All the columns are getting plotted in one box plot on the x-axis!

Hello, I am new to coding in r. I have a dataset, from which I need to compare three columns to one column,
This is what my data looks like:
A B C D E
Yes No No 6 No
Yes No No 2 Yes
No No No 13 Yes
Yes No No 1 Yes
No No No 5 Yes

I need to compare A, B, C on the x-axis with D on the y-axis and E on the z- axis.
This is my code:

trial <- read.csv("figs.csv",
header= TRUE,
sep= ",")

new_data <- factor(trial$A)
as.numeric(new_data)
pl<-ggplot()+
stat_boxplot(data = trial, geom = "errorbar",
mapping = aes(x= new_data ,y= D))+
geom_boxplot(data= trial, aes(x = new_data , y = D, fill = A))+
geom_jitter()

nd2 <- factor(trial$B)
as.numeric(nd2)

t1 <- pl +
stat_boxplot(data= trial, geom = "errorbar",
mapping = aes(x = nd2 , y = D))+
geom_boxplot(data= trial, aes(x = nd2 , y = D, fill = B))+
geom_jitter(position = position_jitter(0.2))

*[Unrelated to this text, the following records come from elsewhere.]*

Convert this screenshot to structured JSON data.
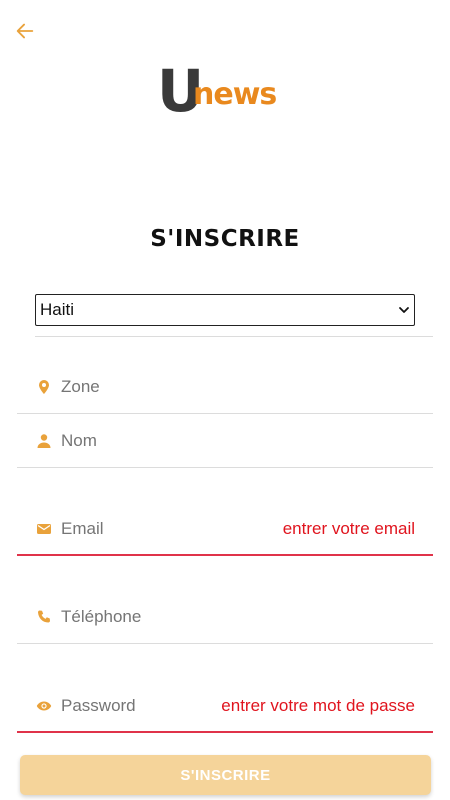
{
  "header": {
    "back_icon": "arrow-left-icon"
  },
  "logo": {
    "letter": "U",
    "word": "news",
    "colors": {
      "letter": "#3a3a3a",
      "word": "#e9891e"
    }
  },
  "title": "S'INSCRIRE",
  "country_select": {
    "value": "Haiti"
  },
  "fields": {
    "zone": {
      "icon": "location-pin-icon",
      "placeholder": "Zone",
      "error": ""
    },
    "nom": {
      "icon": "person-icon",
      "placeholder": "Nom",
      "error": ""
    },
    "email": {
      "icon": "envelope-icon",
      "placeholder": "Email",
      "error": "entrer votre email"
    },
    "telephone": {
      "icon": "phone-icon",
      "placeholder": "Téléphone",
      "error": ""
    },
    "password": {
      "icon": "eye-icon",
      "placeholder": "Password",
      "error": "entrer votre mot de passe"
    }
  },
  "submit": {
    "label": "S'INSCRIRE"
  },
  "colors": {
    "accent": "#e9a23b",
    "error": "#e0141e",
    "button_bg": "#f5d49a"
  }
}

nd3 <- factor(trial$Social)
as.numeric(nd3)
t2 <- t1 +
stat_boxplot(data= trial, geom = "errorbar",
mapping = aes(x = nd3 , y = D))+
geom_boxplot(data= trial, aes(x = nd3 , y = D, fill = C))+
geom_jitter(position = position_jitter(0.2))

The problem I am facing is that, the three columns A, B, C are getting plotted one on top of the other and not as separate boxes.

Hi there,

I worked through your code and am a bit unsure what you're hoping for the final plot to look like, but I wonder if the following is at least a helpful starting point:

library(tidyverse)

# Reproducible df
ex_df <- tribble(
  ~A, ~B, ~C, ~D, ~E,
  "Yes", "No", "No", 6, "No",
  "Yes", "No", "No", 2, "Yes",
  "No", "No", "No", 13, "Yes",
  "Yes", "No", "No", 1, "Yes",
  "No", "No", "No", 5, "Yes"
)

# Pivot to long format to allow for paneling
long_df <- ex_df %>%
  pivot_longer(names_to = "x_vars", values_to = "x_values",
               c(A, B, C)) 

# Plot with panels
long_df %>%
  ggplot() +
  stat_boxplot(geom = "errorbar",
               mapping = aes(x = x_values, y = D)) +
  geom_boxplot(aes(x = x_values, y = D, fill = x_values)) +
  facet_wrap(vars(x_vars)) +
  xlab("Yes/No") +
  scale_fill_discrete("Yes/No")

Created on 2021-07-26 by the reprex package (v2.0.0)

I'm not sure what the error bars should be showing. They don't seem right to me in this example, but perhaps you could clarify this and what you're hoping to do with a z-axis.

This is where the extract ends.